Every piece of information in the source data is potential disambiguation signal. Middle initials distinguish David S. Marshall (Maine) from David A. Marshall (Florida) — dropping them collapses two people into one. Suffixes distinguish Robert Williams from Robert Williams Jr. — stripping them merges father and son. Nicknames reveal that Charlie Crist and Charles Joseph Crist are the same person — normalizing too early destroys that connection. The rule at L1 is: decompose names into structured components (raw, first, middle, last, suffix, canonical_first) and preserve every component. Do not discard middle initials. Do not strip suffixes. Do not overwrite the raw name with a canonical form. Clean without collapsing. Downstream layers (L2 embedding, L3 matching, L4 canonicalization) consume these components selectively. The raw material must survive intact through L1 for those layers to function.
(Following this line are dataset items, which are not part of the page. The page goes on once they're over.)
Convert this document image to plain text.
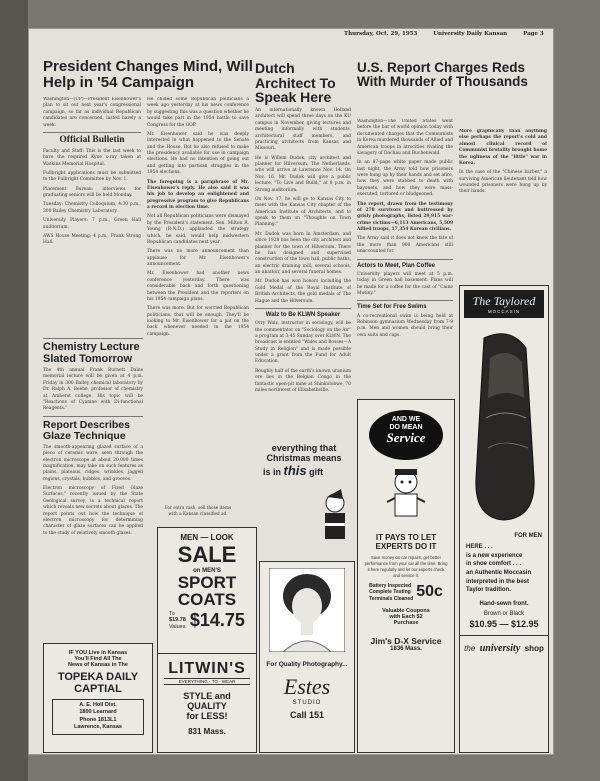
Thursday, Oct. 29, 1953	University Daily Kansan	Page 3
President Changes Mind, Will Help in '54 Campaign
Washington—(UP)—President Eisenhower's plan to sit out next year's congressional campaign, so far as individual Republican candidates are concerned, lasted barely a week.
Official Bulletin
Faculty and Staff: This is the last week to have the required Kyne x-ray taken at Watkins Memorial Hospital.
Fullbright applications must be submitted to the Fulbright Committee by Nov. 1.
Placement Bureau: interviews for graduating seniors will be held Monday.
Tuesday: Chemistry Colloquium, 4:30 p.m., 300 Bailey Chemistry Laboratory.
University Players: 7 p.m., Green Hall auditorium.
AWS House Meeting: 4 p.m., Frank Strong Hall.
He chided some Republican politicians a week ago yesterday at his news conference by suggesting this was a question whether he would take part in the 1954 battle to save Congress for the GOP.
Mr. Eisenhower said he was deeply interested in what happened to the Senate and the House. But he also refused to make the presidency available for use in campaign elections. He had no intention of going out and getting into partisan struggles in the 1954 elections.
The foregoing is a paraphrase of Mr. Eisenhower's reply. He also said it was his job to develop an enlightened and progressive program to give Republicans a record in election time.
Not all Republican politicians were dismayed by the President's statement. Sen. Milton R. Young (R-N.D.) applauded the strategy which, he said, would help midwestern Republican candidates next year.
There was no more announcement than applause for Mr. Eisenhower's announcement.
Mr. Eisenhower had another news conference yesterday. There was considerable back and forth questioning between the President and the reporters on his 1954 campaign plans.
There was more. But for worried Republican politicians, that will be enough. They'll be looking to Mr. Eisenhower for a pat on the back whenever needed in the 1954 campaign.
Dutch Architect To Speak Here
An internationally known Holland architect will spend three days on the KU campus in November, giving lectures and meeting informally with students, architectural staff members, and practicing architects from Kansas and Missouri.
He is Willem Dudok, city architect and planner for Hilversum, The Netherlands, who will arrive at Lawrence Nov. 14. On Nov. 16, Mr. Dudok will give a public lecture, "To Live and Build," at 8 p.m. in Strong auditorium.
On Nov. 17, he will go to Kansas City to meet with the Kansas City chapter of the American Institute of Architects, and to speak to them on "Thoughts on Town Planning."
Mr. Dudok was born in Amsterdam, and since 1928 has been the city architect and planner for the town of Hilversum. There he has designed and supervised construction of the town hall, public baths, an electric draining mill, several schools, an abattoir, and several funeral homes.
Mr. Dudok has won honors including the Gold Medal of the Royal Institute of British Architects, the gold medals of The Hague and the Hilversum.
Walz to Be KLWN Speaker
Orry Walz, instructor in sociology, will be the commentator on "Sociology on the Air" a program at 3:45 Sunday over KLWN. The broadcast is entitled "Wales and Bosses—A Study in Religion" and is made possible under a grant from the Fund for Adult Education.
Roughly half of the earth's known uranium ore lies in the Belgian Congo in the fantastic open-pit mine at Shinkolobwe, 70 miles northwest of Elisabethville.
U.S. Report Charges Reds With Murder of Thousands
Washington—The United States went before the bar of world opinion today with documented charges that the Communists in Korea murdered thousands of Allied and American troops in atrocities rivaling the savagery of Dachau and Buchenwald.
In an 87-page white paper made public last night, the Army told how prisoners were hung up by their hands and set afire, how they were stabbed to death with bayonets, and how they were mass-executed, tortured or bludgeoned.
The report, drawn from the testimony of 278 survivors and buttressed by grisly photographs, listed 29,915 war-crime victims—6,113 Americans, 5,509 Allied troops, 17,354 Korean civilians.
The Army said it does not know the fate of the more than 900 Americans still unaccounted for.
Actors to Meet, Plan Coffee
University players will meet at 5 p.m. today in Green hall basement. Plans will be made for a coffee for the cast of "Caine Mutiny."
Time Set for Free Swims
A co-recreational swim is being held at Robinson gymnasium Wednesday from 7-9 p.m. Men and women should bring their own suits and caps.
More graphically than anything else perhaps the report's cold and almost clinical record of Communist brutality brought home the ugliness of the "little" war in Korea.
In the case of the "Chinese barber," a surviving American lieutenant told how wounded prisoners were hung up by their hands.
Chemistry Lecture Slated Tomorrow
The 4th annual Frank Burnett Dains memorial lecture will be given at 4 p.m. Friday in 300 Bailey chemical laboratory by Dr. Ralph A. Beebe, professor of chemistry at Amherst college. His topic will be "Reactions of Cyanine with Di-functional Reagents."
Report Describes Glaze Technique
The smooth-appearing glazed surface of a piece of ceramic ware, seen through the electron microscope at about 20,000 times magnification, may take on such features as plains, plateaus, ridges, wrinkles, jagged regions, crystals, bubbles, and grooves.
Electron microscopy of Fired Glaze Surfaces," recently issued by the State Geological survey, is a technical report which reveals new secrets about glazes. The report points out how the technique of electron microscopy for determining character of glaze surfaces can be applied to the study of relatively smooth glazes.
For extra cash, sell those items
with a Kansan classified ad.
everything that
Christmas means
is in this gift
For Quality Photography...
Estes
STUDIO
Call 151
MEN — LOOK
SALE
on MEN'S
SPORT
COATS
To
$19.78
Values $14.75
LITWIN'S
EVERYTHING · TO · WEAR
STYLE and
QUALITY
for LESS!
831 Mass.
IF YOU Live in Kansas
You'll Find All The
News of Kansas in The
TOPEKA DAILY
CAPTIAL
A. E. Holl Dist.
1800 Learnard
Phone 1813L1
Lawrence, Kansas
AND WE
DO MEAN
Service
IT PAYS TO LET
EXPERTS DO IT
Save money on car repairs, get better performance from your car all the time. Bring it here regularly and let our experts check and service it.
Battery Inspected
Complete Testing
Terminals Cleaned 50c
Valuable Coupons
with Each $2
Purchase
Jim's D-X Service
1836 Mass.
The Taylored
MOCCASIN
FOR MEN
HERE . . .
is a new experience
in shoe comfort . . .
an Authentic Moccasin
interpreted in the best
Taylor tradition.
Hand-sewn front.
Brown or Black
$10.95 — $12.95
the university shop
3. LLMs for Confirmation, Not Discovery

Embeddings retrieve candidates. LLMs confirm matches. The embedding model (text-embedding-3-large, 3,072 dimensions) identifies pairs that might be the same entity — Charlie Crist at cosine 0.451, Robert Williams Jr at 0.862. The LLM (Claude Sonnet) then examines the full context — structured name components, vote counts, office, state, party — and renders a judgment: match or no-match, with confidence and reasoning. The LLM is never the first line of analysis. It does not scan raw files, parse CSV columns, compute FIPS codes, or generate embeddings. It is called only when cheaper methods have narrowed the problem to a specific, bounded question: “Are these two records the same person?” or “What type of office is the Santa Rosa Island Authority?” This ordering exists for speed (70% of entity resolution is exact match), reproducibility (deterministic steps produce identical results), and auditability (every LLM decision is logged with its prompt, response, and reasoning).

4. Immutable Layers

Outputs are append-only. L0 raw files are never modified. L1 cleaned records are never updated in place — if the parser changes, a new L1 run produces new records with a new parser_version. L2 embeddings are never re-computed by overwriting existing vectors — a new embedding model produces new L2 output alongside the old. L3 match decisions are never silently revised — an override produces a new decision record referencing the original. L4 canonical exports are versioned snapshots, not mutable databases. This immutability serves two purposes. First, provenance: the hash chain from L4 back to L0 depends on every intermediate record remaining unchanged. Modifying an L1 record without incrementing the parser version breaks the chain. Second, debugging: when a result looks wrong, you can inspect every layer’s output at the time it was produced, without worrying that a subsequent run overwrote the evidence.

5. Document Sources, Don’t Store Data

This project does not redistribute election data. Each source — MEDSL, NC SBE, OpenElections, VEST, Census, FEC — publishes data under its own license, on its own schedule, at its own URLs. We provide exact download URLs, file size expectations, schema documentation, known data quality issues, and the tools to process the data. We do not provide the data itself. The reasons are legal (license terms vary), practical (the current corpus exceeds 8 GB and grows with each election cycle), and epistemic (a stale copy of a dataset that the source has since corrected is worse than no copy at all). Users download data from authoritative sources, verify file integrity against documented hashes, and run the pipeline locally. The L0 manifest records exactly where each file came from and when it was retrieved, so any result can be traced back to its authoritative origin.